Quartzito impulsiona exportações minerais e coloca o Ceará em destaque nacional em 2025

Relatório do Centro Internacional de Negócios da FIEC revela crescimento histórico do setor e liderança cearense no mercado brasileiro de rochas ornamentais.

Bloco de quartzito extraído no Ceará passa por preparação em área de lavra; o Estado tornou-se em 2025 o maior exportador nacional da rocha, impulsionando o setor mineral cearense no mercado internacional. Foto: Divulgação/FIEC.

Como uma pedra recém-lapidada, o setor mineral cearense exibiu em 2025 seu brilho máximo na pauta exportadora do Estado — e tudo indica que ainda há novas facetas a serem exploradas nos próximos anos. Pela primeira vez, os produtos minerais alcançaram um patamar inédito no comércio internacional do Ceará.

As exportações somaram US$ 156,4 milhões, praticamente o dobro do registrado em 2024. O crescimento de 93% elevou a participação do setor para 6,8% das vendas externas totais do Estado, consolidando-o como o terceiro maior segmento exportador e um dos vetores mais dinâmicos do comércio exterior cearense.

Os dados constam do relatório anual Setorial em Comex – Setor Mineral, elaborado pelo Centro Internacional de Negócios (CIN) da Federação das Indústrias do Estado do Ceará (FIEC), com base nas estatísticas oficiais da Secretaria de Comércio Exterior (Secex/MDIC), disponibilizadas no sistema Comex Stat.

O grande protagonista do ano foi o quartzito.

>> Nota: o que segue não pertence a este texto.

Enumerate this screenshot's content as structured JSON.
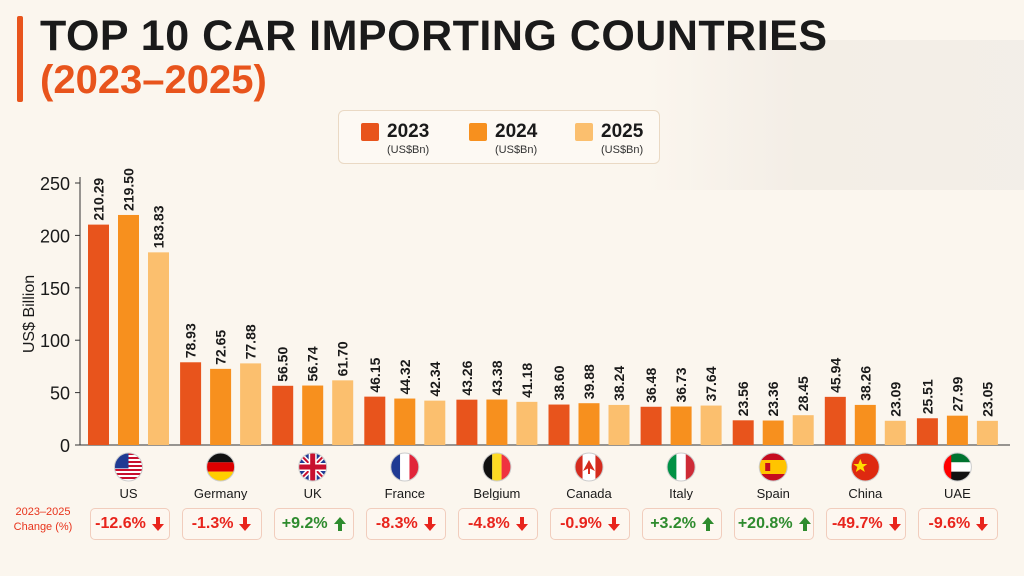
{
  "chart_data": {
    "type": "bar",
    "title": "TOP 10 CAR IMPORTING COUNTRIES",
    "subtitle": "(2023–2025)",
    "ylabel": "US$ Billion",
    "ylim": [
      0,
      250
    ],
    "yticks": [
      0,
      50,
      100,
      150,
      200,
      250
    ],
    "categories": [
      "US",
      "Germany",
      "UK",
      "France",
      "Belgium",
      "Canada",
      "Italy",
      "Spain",
      "China",
      "UAE"
    ],
    "series": [
      {
        "name": "2023",
        "unit": "(US$Bn)",
        "color": "#e8541c",
        "values": [
          210.29,
          78.93,
          56.5,
          46.15,
          43.26,
          38.6,
          36.48,
          23.56,
          45.94,
          25.51
        ]
      },
      {
        "name": "2024",
        "unit": "(US$Bn)",
        "color": "#f7901e",
        "values": [
          219.5,
          72.65,
          56.74,
          44.32,
          43.38,
          39.88,
          36.73,
          23.36,
          38.26,
          27.99
        ]
      },
      {
        "name": "2025",
        "unit": "(US$Bn)",
        "color": "#fbbf6e",
        "values": [
          183.83,
          77.88,
          61.7,
          42.34,
          41.18,
          38.24,
          37.64,
          28.45,
          23.09,
          23.05
        ]
      }
    ],
    "data_labels": [
      [
        "210.29",
        "78.93",
        "56.50",
        "46.15",
        "43.26",
        "38.60",
        "36.48",
        "23.56",
        "45.94",
        "25.51"
      ],
      [
        "219.50",
        "72.65",
        "56.74",
        "44.32",
        "43.38",
        "39.88",
        "36.73",
        "23.36",
        "38.26",
        "27.99"
      ],
      [
        "183.83",
        "77.88",
        "61.70",
        "42.34",
        "41.18",
        "38.24",
        "37.64",
        "28.45",
        "23.09",
        "23.05"
      ]
    ],
    "change_label": "2023–2025 Change (%)",
    "change": [
      "-12.6%",
      "-1.3%",
      "+9.2%",
      "-8.3%",
      "-4.8%",
      "-0.9%",
      "+3.2%",
      "+20.8%",
      "-49.7%",
      "-9.6%"
    ],
    "change_direction": [
      "down",
      "down",
      "up",
      "down",
      "down",
      "down",
      "up",
      "up",
      "down",
      "down"
    ],
    "colors": {
      "up": "#2e8b2e",
      "down": "#e8241c",
      "axis": "#333333"
    },
    "flag_icons": [
      "us-flag-icon",
      "germany-flag-icon",
      "uk-flag-icon",
      "france-flag-icon",
      "belgium-flag-icon",
      "canada-flag-icon",
      "italy-flag-icon",
      "spain-flag-icon",
      "china-flag-icon",
      "uae-flag-icon"
    ],
    "grid": false,
    "legend_position": "top-center"
  }
}
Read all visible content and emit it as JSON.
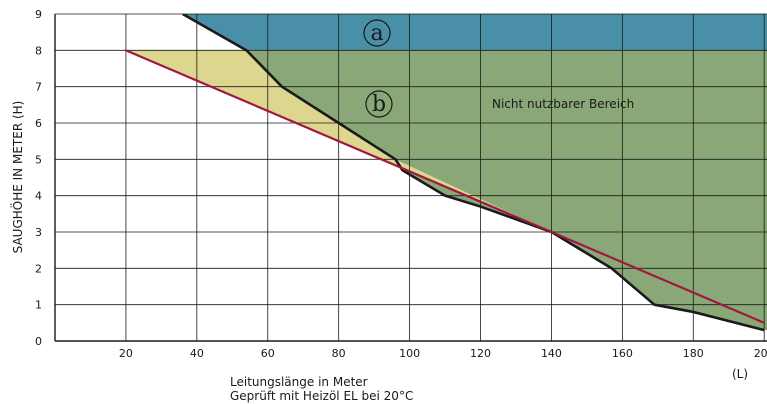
{
  "chart_data": {
    "type": "area",
    "title": "",
    "ylabel": "SAUGHÖHE IN METER (H)",
    "xlabel": "Leitungslänge in Meter",
    "xlabel_sub": "Geprüft mit Heizöl EL bei 20°C",
    "unit_label": "(L)",
    "xlim": [
      0,
      200
    ],
    "ylim": [
      0,
      9
    ],
    "x_ticks": [
      20,
      40,
      60,
      80,
      100,
      120,
      140,
      160,
      180,
      200
    ],
    "x_tick_labels": [
      "20",
      "40",
      "60",
      "80",
      "100",
      "120",
      "140",
      "160",
      "180",
      "200"
    ],
    "y_ticks": [
      0,
      1,
      2,
      3,
      4,
      5,
      6,
      7,
      8,
      9
    ],
    "y_tick_labels": [
      "0",
      "1",
      "2",
      "3",
      "4",
      "5",
      "6",
      "7",
      "8",
      "9"
    ],
    "grid": true,
    "regions": [
      {
        "label": "a",
        "color": "#4a8fa8",
        "y_range": [
          8,
          9
        ]
      },
      {
        "label": "b",
        "color": "#8aa877",
        "text": "Nicht nutzbarer Bereich"
      }
    ],
    "highlight_color": "#ddd68e",
    "series": [
      {
        "color": "#1a1a1a",
        "x": [
          36,
          54,
          64,
          80,
          96,
          98,
          110,
          120,
          140,
          157,
          169,
          180,
          200
        ],
        "y": [
          9,
          8,
          7,
          6,
          5,
          4.7,
          4,
          3.7,
          3,
          2,
          1,
          0.8,
          0.3
        ]
      },
      {
        "color": "#a01840",
        "x": [
          20,
          200
        ],
        "y": [
          8,
          0.5
        ]
      }
    ]
  }
}
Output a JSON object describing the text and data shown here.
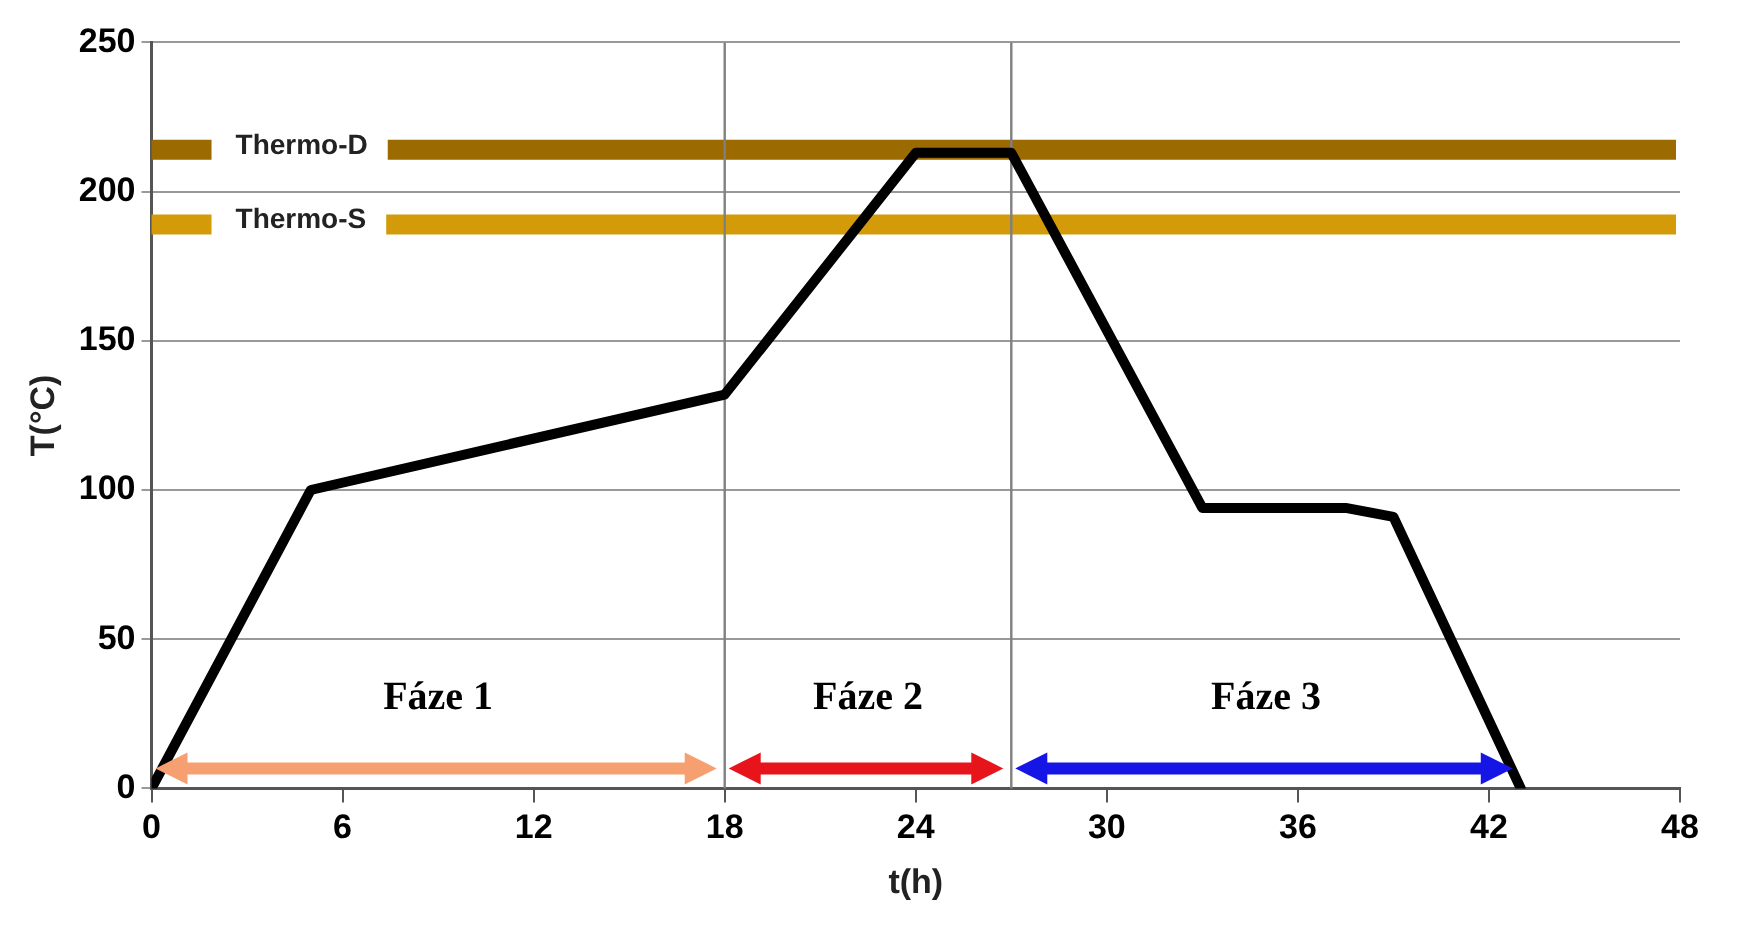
{
  "chart_data": {
    "type": "line",
    "xlabel": "t(h)",
    "ylabel": "T(°C)",
    "x": [
      0,
      5,
      18,
      24,
      27,
      33,
      37.5,
      39,
      43
    ],
    "series": [
      {
        "color": "#000000",
        "values": [
          0,
          100,
          132,
          213,
          213,
          94,
          94,
          91,
          0
        ]
      }
    ],
    "xlim": [
      0,
      48
    ],
    "xticks": [
      0,
      6,
      12,
      18,
      24,
      30,
      36,
      42,
      48
    ],
    "ylim": [
      0,
      250
    ],
    "yticks": [
      0,
      50,
      100,
      150,
      200,
      250
    ],
    "grid": "y",
    "legend": false,
    "marker": "none",
    "line_style": "solid",
    "ref_lines": [
      {
        "axis": "y",
        "value": 214,
        "label": "Thermo-D",
        "color": "#9b6a00"
      },
      {
        "axis": "y",
        "value": 189,
        "label": "Thermo-S",
        "color": "#d39b0a"
      },
      {
        "axis": "x",
        "value": 18,
        "color": "#808080"
      },
      {
        "axis": "x",
        "value": 27,
        "color": "#808080"
      }
    ],
    "annotations": [
      "Fáze 1",
      "Fáze 2",
      "Fáze 3"
    ]
  }
}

Em 2025, o Ceará tornou-se o maior exportador nacional do produto, reposicionando o Estado no mercado brasileiro de rochas ornamentais. Sozinho, o material respondeu por metade de todas as vendas externas do setor mineral, com faturamento de US$ 77,5 milhões e crescimento expressivo de 178,1%.

Para Carlos Rubens Alencar, presidente do Sindicato da Indústria de Mármores e Granitos do Estado do Ceará (Simagran), o resultado reflete o reconhecimento internacional da qualidade do produto cearense. Segundo ele, os quartzitos produzidos no Estado estão entre os mais desejados do mundo, graças à excelência, durabilidade e capacidade de inovação no design. Essas características agregam valor e nobreza às aplicações, atributos essenciais no mercado de luxo, que valoriza acabamento impecável e alto padrão, consolidando o material como símbolo de sofisticação.

Na avaliação da gerente do CIN, Karina Frota, os números confirmam um movimento consistente de fortalecimento da base exportadora do setor mineral. O avanço, explica, está associado à combinação entre maior valor agregado, diversificação da pauta e ampliação dos mercados de destino, fatores que elevam a competitividade do Ceará no cenário internacional.

O desempenho também reflete a união entre oferta competitiva, qualidade do material e forte demanda externa, especialmente nos segmentos de arquitetura, design e construção. O produto cearense passou a integrar projetos de maior valor agregado, sobretudo na Europa e na América do Norte, reforçando a imagem do Estado como fornecedor de materiais nobres e diferenciados.

Pauta mais diversa e menos concentrada

Embora o quartzito lidere, 2025 foi marcado pela diversificação. Outras pedras de cantaria somaram US$ 22,3 milhões em exportações, com crescimento superior a 160%. A magnésia calcinada alcançou US$ 18,7 milhões, enquanto itens como mica aglomerada e ferro-silício mantiveram trajetória positiva, ampliando o leque de produtos minerais embarcados pelo Ceará.

Essa diversificação reduz riscos, amplia mercados e fortalece a resiliência do setor diante de oscilações na demanda ou nos preços internacionais.

Itália, Estados Unidos e China puxam a demanda

Em 2025, os minerais cearenses chegaram a 78 destinos diferentes, evidenciando a capilaridade da pauta exportadora. A Itália manteve-se como principal mercado, com compras de US$ 56 milhões, crescimento superior a 110% e liderança absoluta na absorção do quartzito.

Os Estados Unidos, mesmo em um ambiente tarifário mais restritivo, ampliaram as importações em 54%, alcançando US$ 31,3 milhões, com foco em produtos de maior beneficiamento. Já a China protagonizou o movimento mais acelerado: as compras saltaram de US$ 7,7 milhões para US$ 28,8 milhões, avanço de 273,1%, impulsionando a presença cearense no mercado asiático.

Todo esse movimento refletiu-se diretamente na balança comercial do setor mineral. Com importações restritas a US$ 5,1 milhões em 2025, o saldo comercial alcançou US$ 151,3 milhões — resultado 94,2% superior ao registrado no ano anterior.